La perspectiva de la suspensión

La agravación en consecuencia de la pena puede ser muy, muy relevante. Ello comprende que existe una condena anterior a la que se impone ahora, y puede tener especial importancia, principalmente, a la hora de hablar de la suspensión de la pena privativa de libertad recogida en el artículo 80 del Código penal. Ello desde una doble perspectiva: en primer lugar, nos encontramos con que uno de los requisitos del artículo 80 es que el condenado haya delinquido por primera vez; y en segundo lugar, con la agravación de la pena, para los casos en los que el delito acabe siendo fallado con una pena superior a los dos años, segundo de los requisitos del artículo 80.2.
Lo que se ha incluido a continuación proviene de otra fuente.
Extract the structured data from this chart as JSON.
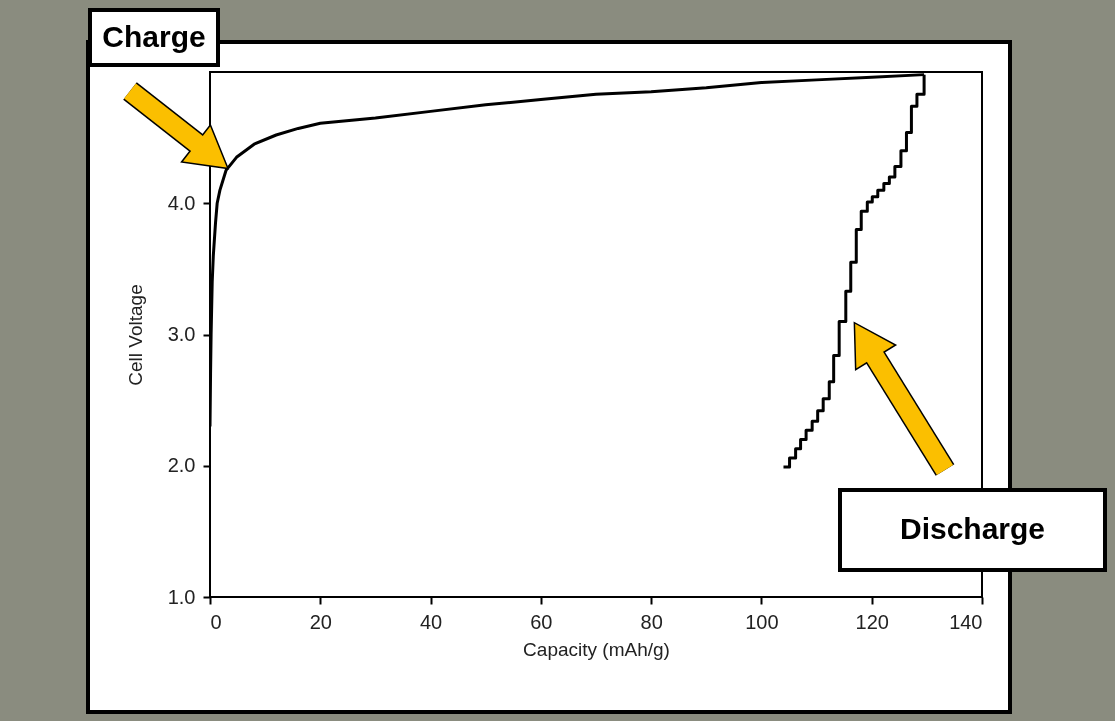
{
  "chart_data": {
    "type": "line",
    "xlabel": "Capacity (mAh/g)",
    "ylabel": "Cell Voltage",
    "xlim": [
      0,
      140
    ],
    "ylim": [
      1,
      5
    ],
    "xticks": [
      0,
      20,
      40,
      60,
      80,
      100,
      120,
      140
    ],
    "yticks": [
      {
        "value": 1,
        "label": "1.0"
      },
      {
        "value": 2,
        "label": "2.0"
      },
      {
        "value": 3,
        "label": "3.0"
      },
      {
        "value": 4,
        "label": "4.0"
      }
    ],
    "grid": false,
    "line_style": "solid",
    "annotations": [
      "Charge",
      "Discharge"
    ],
    "series": [
      {
        "color": "#000000",
        "x": [
          0,
          0.1,
          0.2,
          0.4,
          0.6,
          1.0,
          1.3,
          1.8,
          2.9,
          4.8,
          8,
          12,
          16,
          20,
          30,
          40,
          50,
          60,
          70,
          80,
          90,
          100,
          110,
          120,
          129.5
        ],
        "values": [
          2.3,
          2.7,
          3.0,
          3.4,
          3.6,
          3.85,
          4.0,
          4.1,
          4.25,
          4.35,
          4.45,
          4.52,
          4.57,
          4.61,
          4.65,
          4.7,
          4.75,
          4.79,
          4.83,
          4.85,
          4.88,
          4.92,
          4.94,
          4.96,
          4.98
        ]
      },
      {
        "color": "#000000",
        "x": [
          129.5,
          129.5,
          128.2,
          128.2,
          127.2,
          127.2,
          126.3,
          126.3,
          125.3,
          125.3,
          124.2,
          124.2,
          123.2,
          123.2,
          122.2,
          122.2,
          121.1,
          121.1,
          120.1,
          120.1,
          119.2,
          119.2,
          118.1,
          118.1,
          117.2,
          117.2,
          116.2,
          116.2,
          115.3,
          115.3,
          114.1,
          114.1,
          113.1,
          113.1,
          112.3,
          112.3,
          111.2,
          111.2,
          110.2,
          110.2,
          109.2,
          109.2,
          108.1,
          108.1,
          107.1,
          107.1,
          106.2,
          106.2,
          105.1,
          105.1,
          104.0
        ],
        "values": [
          4.98,
          4.83,
          4.83,
          4.74,
          4.74,
          4.54,
          4.54,
          4.4,
          4.4,
          4.28,
          4.28,
          4.2,
          4.2,
          4.15,
          4.15,
          4.1,
          4.1,
          4.05,
          4.05,
          4.01,
          4.01,
          3.94,
          3.94,
          3.8,
          3.8,
          3.55,
          3.55,
          3.33,
          3.33,
          3.1,
          3.1,
          2.84,
          2.84,
          2.64,
          2.64,
          2.51,
          2.51,
          2.42,
          2.42,
          2.34,
          2.34,
          2.27,
          2.27,
          2.2,
          2.2,
          2.13,
          2.13,
          2.06,
          2.06,
          1.99,
          1.99
        ]
      }
    ]
  }
}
Los jueces o tribunales, mediante resolución motivada, podrán dejar en suspenso la ejecución de las penas privativas de libertad no superiores a dos años cuando sea razonable esperar que la ejecución de la pena no sea necesaria para evitar la comisión futura por el penado de nuevos delitos. Para adoptar esta resolución el juez o tribunal valorará las circunstancias del delito cometido, las circunstancias personales del penado, sus antecedentes, su conducta posterior al hecho, en particular su esfuerzo para reparar el daño causado, sus circunstancias familiares y sociales, y los efectos que quepa esperar de la propia suspensión de la ejecución y del cumplimiento de las medidas que fueren impuestas. 2. Serán condiciones necesarias para dejar en suspenso la ejecución de la pena, las siguientes:

1.ª Que el condenado haya delinquido por primera vez. A tal efecto no se tendrán en cuenta las anteriores condenas por delitos imprudentes o por delitos leves, ni los antecedentes penales que hayan sido cancelados, o debieran serlo con arreglo a lo dispuesto en el artículo 136. Tampoco se tendrán en cuenta los antecedentes penales correspondientes a delitos que, por su naturaleza o circunstancias, carezcan de relevancia para valorar la probabilidad de comisión de delitos futuros.

2.ª Que la pena o la suma de las impuestas no sea superior a dos años, sin incluir en tal cómputo la derivada del impago de la multa.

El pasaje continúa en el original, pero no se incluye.